Dec 06,2014 - Last updated at Dec 06,2014

The fluctuation in the price of oil in the last few weeks was not due strictly to economic principles, including supply and demand.

There must have been other reasons for the quite steep drop in the price of oil. 

When oil prices change in a dramatic way, obviously currency rates, gold prices and a host of other financial and economic indicators change as well.

The “conflict” between Washington and its other Western allies and Moscow has taken an economic and financial form since economic sanctions were applied against Russia after the Crimean crisis last year and the continuing confrontation in eastern Ukraine.
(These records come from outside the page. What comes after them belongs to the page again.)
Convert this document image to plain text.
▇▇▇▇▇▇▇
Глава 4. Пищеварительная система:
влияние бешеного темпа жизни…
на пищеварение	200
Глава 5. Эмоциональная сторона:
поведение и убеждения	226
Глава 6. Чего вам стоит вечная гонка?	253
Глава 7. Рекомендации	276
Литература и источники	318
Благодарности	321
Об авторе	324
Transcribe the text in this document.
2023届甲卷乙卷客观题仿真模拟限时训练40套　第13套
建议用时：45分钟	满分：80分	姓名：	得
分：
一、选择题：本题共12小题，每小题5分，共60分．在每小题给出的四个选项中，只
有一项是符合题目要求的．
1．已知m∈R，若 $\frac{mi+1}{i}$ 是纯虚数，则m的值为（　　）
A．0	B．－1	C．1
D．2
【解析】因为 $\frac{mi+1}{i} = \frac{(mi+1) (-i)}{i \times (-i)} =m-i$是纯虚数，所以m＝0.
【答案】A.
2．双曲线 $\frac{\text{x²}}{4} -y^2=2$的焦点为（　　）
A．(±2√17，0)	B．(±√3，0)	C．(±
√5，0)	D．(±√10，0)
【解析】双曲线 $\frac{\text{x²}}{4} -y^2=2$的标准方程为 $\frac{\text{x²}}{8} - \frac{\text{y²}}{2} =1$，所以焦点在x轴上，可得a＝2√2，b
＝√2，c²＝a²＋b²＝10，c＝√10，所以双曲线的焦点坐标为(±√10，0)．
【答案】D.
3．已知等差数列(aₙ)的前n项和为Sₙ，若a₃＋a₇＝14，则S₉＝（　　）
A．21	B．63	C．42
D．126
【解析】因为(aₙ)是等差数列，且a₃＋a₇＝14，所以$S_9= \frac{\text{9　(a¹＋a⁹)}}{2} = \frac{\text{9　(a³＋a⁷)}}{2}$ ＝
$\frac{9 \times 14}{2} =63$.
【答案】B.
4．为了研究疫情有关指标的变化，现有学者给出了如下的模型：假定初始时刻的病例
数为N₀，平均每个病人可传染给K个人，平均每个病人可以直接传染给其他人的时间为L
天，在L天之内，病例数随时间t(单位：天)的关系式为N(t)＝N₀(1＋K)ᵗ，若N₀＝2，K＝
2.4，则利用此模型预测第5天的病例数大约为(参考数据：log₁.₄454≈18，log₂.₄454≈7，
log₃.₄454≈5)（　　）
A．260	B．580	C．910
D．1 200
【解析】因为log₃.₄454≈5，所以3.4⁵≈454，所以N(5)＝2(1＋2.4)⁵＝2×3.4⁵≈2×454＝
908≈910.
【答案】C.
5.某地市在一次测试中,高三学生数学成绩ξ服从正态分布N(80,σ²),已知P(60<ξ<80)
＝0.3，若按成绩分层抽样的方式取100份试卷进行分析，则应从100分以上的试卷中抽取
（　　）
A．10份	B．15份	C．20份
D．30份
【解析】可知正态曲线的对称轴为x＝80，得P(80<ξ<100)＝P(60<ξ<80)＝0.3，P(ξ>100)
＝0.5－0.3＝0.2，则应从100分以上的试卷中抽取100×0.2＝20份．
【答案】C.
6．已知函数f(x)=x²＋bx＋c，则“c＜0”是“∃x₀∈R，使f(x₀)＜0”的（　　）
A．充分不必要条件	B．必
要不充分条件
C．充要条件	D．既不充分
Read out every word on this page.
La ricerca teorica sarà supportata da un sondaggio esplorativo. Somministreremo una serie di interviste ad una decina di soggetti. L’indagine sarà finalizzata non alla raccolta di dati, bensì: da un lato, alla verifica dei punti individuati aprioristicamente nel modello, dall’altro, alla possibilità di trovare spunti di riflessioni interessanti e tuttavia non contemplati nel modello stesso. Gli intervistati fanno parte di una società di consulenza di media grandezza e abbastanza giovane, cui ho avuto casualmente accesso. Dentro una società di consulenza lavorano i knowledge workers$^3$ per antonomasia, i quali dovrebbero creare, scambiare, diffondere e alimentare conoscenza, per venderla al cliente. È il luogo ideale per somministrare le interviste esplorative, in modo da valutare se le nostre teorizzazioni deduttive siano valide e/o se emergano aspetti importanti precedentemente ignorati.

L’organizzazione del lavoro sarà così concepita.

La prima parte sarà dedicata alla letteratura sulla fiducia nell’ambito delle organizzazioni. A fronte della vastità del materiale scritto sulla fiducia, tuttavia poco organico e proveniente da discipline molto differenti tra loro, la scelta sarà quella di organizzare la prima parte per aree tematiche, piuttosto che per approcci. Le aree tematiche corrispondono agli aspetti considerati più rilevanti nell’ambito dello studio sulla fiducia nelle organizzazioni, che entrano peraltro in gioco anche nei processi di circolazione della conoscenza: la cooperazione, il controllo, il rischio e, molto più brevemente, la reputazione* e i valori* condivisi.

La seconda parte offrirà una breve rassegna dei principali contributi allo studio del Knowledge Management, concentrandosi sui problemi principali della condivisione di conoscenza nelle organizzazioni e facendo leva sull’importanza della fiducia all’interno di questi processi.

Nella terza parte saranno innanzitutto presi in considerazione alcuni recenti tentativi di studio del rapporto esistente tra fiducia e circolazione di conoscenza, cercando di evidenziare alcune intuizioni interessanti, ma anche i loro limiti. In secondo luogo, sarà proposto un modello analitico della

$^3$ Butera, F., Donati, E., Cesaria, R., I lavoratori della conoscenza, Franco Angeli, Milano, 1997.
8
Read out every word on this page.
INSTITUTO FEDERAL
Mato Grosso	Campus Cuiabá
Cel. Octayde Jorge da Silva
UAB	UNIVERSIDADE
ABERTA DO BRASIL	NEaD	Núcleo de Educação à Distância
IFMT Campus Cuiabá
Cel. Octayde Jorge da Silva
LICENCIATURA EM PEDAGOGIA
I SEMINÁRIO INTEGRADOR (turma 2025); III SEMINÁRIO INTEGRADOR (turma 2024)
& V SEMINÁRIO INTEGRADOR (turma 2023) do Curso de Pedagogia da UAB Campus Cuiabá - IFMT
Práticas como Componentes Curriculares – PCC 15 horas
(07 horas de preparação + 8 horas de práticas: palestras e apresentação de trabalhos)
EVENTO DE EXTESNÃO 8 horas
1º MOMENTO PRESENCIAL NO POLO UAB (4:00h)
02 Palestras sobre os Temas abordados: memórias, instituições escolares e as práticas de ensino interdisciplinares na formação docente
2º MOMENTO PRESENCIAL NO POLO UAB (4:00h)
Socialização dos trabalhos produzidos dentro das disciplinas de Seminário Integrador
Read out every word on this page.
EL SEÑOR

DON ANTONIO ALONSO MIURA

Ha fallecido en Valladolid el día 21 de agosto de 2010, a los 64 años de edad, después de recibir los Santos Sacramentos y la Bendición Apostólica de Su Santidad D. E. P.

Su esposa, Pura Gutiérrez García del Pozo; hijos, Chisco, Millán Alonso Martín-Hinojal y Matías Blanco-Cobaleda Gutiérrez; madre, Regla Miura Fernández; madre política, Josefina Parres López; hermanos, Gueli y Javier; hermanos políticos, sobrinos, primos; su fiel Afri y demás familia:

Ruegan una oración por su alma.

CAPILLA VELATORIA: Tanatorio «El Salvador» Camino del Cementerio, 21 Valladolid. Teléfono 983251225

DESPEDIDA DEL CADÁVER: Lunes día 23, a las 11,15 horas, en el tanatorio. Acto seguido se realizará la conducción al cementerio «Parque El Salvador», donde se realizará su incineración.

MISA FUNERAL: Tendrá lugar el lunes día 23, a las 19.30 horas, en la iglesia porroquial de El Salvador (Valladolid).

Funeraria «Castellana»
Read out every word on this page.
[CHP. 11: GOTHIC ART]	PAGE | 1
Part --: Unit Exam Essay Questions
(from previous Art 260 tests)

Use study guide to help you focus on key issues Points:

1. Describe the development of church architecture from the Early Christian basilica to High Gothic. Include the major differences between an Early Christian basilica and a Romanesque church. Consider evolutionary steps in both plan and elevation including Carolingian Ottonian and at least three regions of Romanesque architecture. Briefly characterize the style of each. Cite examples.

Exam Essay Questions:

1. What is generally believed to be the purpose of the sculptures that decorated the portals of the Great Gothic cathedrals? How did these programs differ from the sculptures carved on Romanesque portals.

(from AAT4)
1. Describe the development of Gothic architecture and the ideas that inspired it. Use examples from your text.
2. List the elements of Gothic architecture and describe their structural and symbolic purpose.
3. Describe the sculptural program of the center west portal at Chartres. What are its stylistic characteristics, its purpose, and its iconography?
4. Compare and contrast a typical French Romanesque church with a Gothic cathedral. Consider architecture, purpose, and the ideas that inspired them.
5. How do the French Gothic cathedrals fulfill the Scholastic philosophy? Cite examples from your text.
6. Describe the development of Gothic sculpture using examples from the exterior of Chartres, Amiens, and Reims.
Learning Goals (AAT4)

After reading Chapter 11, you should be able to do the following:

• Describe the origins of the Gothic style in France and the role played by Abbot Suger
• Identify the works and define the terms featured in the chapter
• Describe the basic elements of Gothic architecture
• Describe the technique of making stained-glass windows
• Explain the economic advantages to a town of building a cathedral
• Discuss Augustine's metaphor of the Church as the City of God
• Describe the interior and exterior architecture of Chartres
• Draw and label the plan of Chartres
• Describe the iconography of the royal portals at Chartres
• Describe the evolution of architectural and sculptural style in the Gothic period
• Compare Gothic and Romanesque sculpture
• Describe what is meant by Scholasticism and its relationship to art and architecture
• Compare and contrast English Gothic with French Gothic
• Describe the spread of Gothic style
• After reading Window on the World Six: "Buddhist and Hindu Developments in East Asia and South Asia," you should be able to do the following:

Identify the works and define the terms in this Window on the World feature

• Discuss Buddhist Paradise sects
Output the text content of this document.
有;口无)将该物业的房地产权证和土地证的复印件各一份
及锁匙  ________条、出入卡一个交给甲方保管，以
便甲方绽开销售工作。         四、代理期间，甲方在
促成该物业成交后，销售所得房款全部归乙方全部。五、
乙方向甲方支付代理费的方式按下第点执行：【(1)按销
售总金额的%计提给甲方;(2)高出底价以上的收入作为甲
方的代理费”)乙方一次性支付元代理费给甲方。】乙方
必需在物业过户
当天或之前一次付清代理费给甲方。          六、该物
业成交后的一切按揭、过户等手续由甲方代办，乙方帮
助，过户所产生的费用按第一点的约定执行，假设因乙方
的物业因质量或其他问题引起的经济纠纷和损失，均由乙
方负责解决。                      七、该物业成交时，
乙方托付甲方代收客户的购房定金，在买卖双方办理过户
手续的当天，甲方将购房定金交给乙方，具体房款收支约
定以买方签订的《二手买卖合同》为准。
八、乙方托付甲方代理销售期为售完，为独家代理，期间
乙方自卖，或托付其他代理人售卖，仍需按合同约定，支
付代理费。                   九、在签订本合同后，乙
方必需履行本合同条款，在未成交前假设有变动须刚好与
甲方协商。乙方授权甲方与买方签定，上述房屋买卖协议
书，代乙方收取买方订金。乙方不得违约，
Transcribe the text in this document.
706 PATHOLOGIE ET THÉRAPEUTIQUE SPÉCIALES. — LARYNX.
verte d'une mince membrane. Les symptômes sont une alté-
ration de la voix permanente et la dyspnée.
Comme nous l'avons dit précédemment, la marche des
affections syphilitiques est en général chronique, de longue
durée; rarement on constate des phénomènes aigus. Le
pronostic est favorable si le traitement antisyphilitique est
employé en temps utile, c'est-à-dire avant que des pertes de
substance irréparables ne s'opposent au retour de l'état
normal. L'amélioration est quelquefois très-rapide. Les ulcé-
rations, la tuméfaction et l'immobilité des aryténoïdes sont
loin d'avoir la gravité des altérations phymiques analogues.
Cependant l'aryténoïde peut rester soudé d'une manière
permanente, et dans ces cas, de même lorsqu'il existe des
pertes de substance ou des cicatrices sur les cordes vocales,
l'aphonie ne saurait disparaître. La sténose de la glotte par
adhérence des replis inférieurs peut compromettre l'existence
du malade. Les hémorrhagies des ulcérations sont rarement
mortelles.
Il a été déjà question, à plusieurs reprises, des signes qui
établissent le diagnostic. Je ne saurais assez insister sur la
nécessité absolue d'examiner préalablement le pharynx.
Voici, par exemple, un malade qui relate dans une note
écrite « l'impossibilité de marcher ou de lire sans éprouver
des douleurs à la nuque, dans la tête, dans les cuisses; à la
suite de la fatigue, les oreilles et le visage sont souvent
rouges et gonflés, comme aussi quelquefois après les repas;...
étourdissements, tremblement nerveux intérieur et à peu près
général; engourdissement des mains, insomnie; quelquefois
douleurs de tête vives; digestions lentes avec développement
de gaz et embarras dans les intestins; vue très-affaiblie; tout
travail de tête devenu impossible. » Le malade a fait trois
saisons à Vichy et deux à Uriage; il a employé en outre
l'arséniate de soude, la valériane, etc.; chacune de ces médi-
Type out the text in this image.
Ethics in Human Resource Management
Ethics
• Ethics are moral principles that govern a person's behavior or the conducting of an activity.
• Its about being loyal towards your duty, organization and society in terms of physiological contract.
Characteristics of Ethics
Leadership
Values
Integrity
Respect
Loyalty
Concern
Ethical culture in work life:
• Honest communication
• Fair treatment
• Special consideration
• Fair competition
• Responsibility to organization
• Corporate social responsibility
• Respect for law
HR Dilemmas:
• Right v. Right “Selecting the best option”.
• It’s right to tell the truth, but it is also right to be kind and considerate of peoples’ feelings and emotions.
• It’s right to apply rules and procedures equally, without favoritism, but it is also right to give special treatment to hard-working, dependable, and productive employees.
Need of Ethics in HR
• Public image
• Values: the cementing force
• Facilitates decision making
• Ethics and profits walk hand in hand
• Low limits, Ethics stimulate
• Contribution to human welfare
Russia’s economy is heavily dependent on oil; when oil prices drop steeply and fast, its economy follows suit.

This suggests, or rather reinforces the hypothesis, that lowering the price of oil is deliberate and dictated more by political consideration than by the play of supply and demand.

It has been reported that Russian President Vladimir Putin reacted to this Western threat by ordering the dumping of the US currency, in a desperate bid to weaken it and eventually undermine the US economy.

Oil-producing countries are caught between this two superpowers’ “war”.

Iran and Venezuela, for example, have fought hard to halt the dramatic drop in the price of oil by calling on OPEC, the oil producing cartel, to reduce oil production. 

This bid was rejected when OPEC nations met at the end of last month.

The only explanation for the fact that the majority of oil-producing countries opted to keep their oil production high, and therefore the prices of oil down, despite the obvious fact that it hurts them financially and economically, is politics.

The OPEC countries that rejected the call to scale down oil production have obviously sided with the US in its confronting with Russia. 

Russia is now predicting a recession in 2015. This could lead to the continuation of the economic war between Washington and Moscow, with, as a result, an economic slowdown not only in Russia, but also beyond.

Still, an economic war is preferable to one waged with bullets and bombs.